Are you speaking of sentences found in published literature? I’ve seen it done for effect now and then—for instance, to indicate in dialogue that a character is speaking an unfamiliar name or word, something like this: “In Amrika they call this noodle mah-kah-ro-nee.” But more than a little of this sort of thing would grow annoying very quickly, so I’m glad to say I don’t see much of it.
Or are you just looking for any kind of made-up example? Informal “phonetic” spelling depends, of course, on shared conventions for the spelling you do use. In the example you gave, we know how you intend us to say “sykology” because we know the word it stands for, thanks to the ample context. But there’s nothing inherent in that series of letters that tells us how to render the y or where to put the emphasis. It isn’t really phonetic—it’s just a somewhat simplified spelling of a known word. If I wrote, for instance, “sinekdukey” and told you it was a phonetic spelling, how would you say it? and what would you have to do to come up with the intended word?

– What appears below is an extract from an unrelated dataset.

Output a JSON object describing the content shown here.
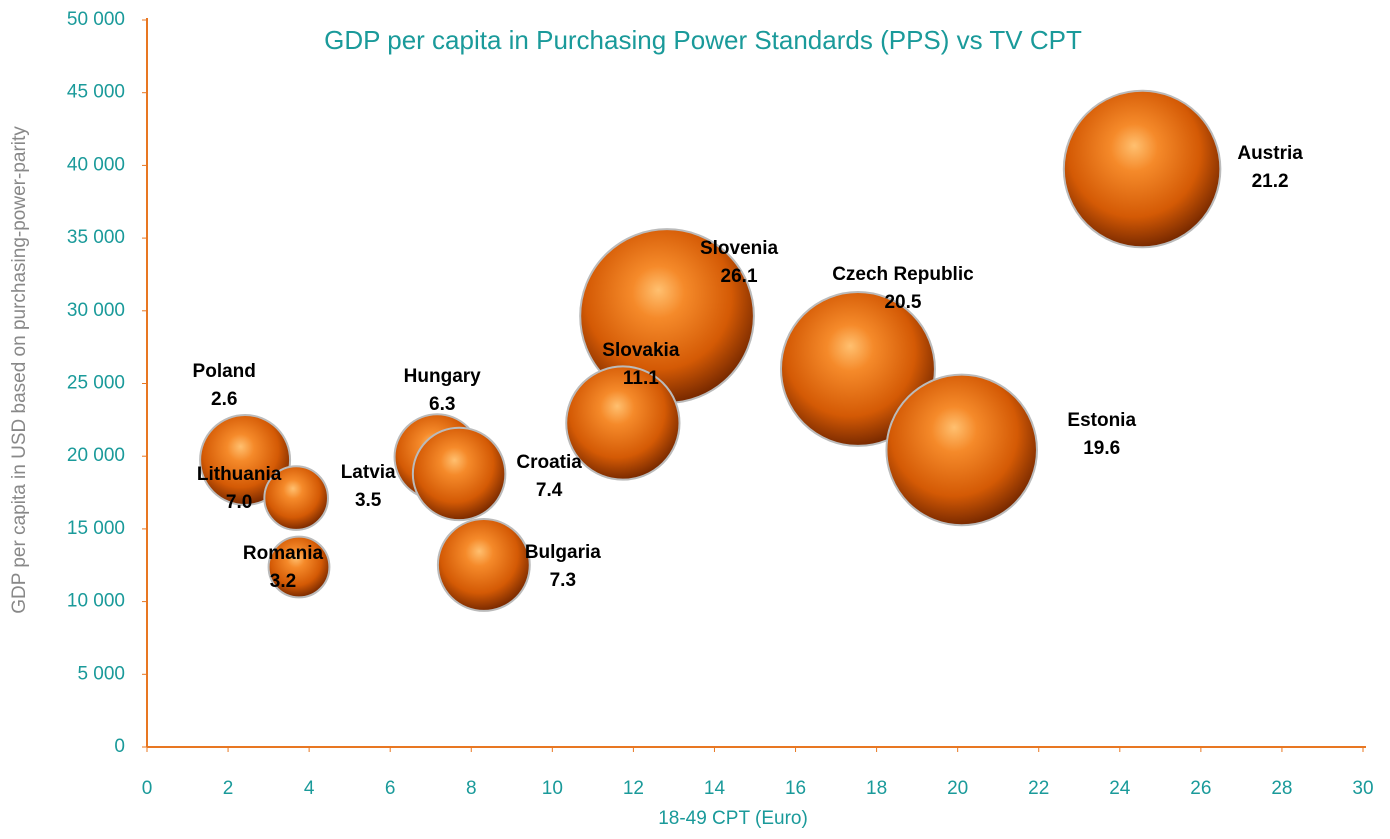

If you’re just looking for misspellings based on how a heard expression is rendered by someone who doesn’t actually know what words are being used, they’re all over the Internet, including right here on Fluther. Unless they use a set of formal symbols for rendering sounds (a phonetic alphabet) with a one-to-one correspondence between sound and symbol, they still depend on a set of shared conventions for pronouncing letter combinations.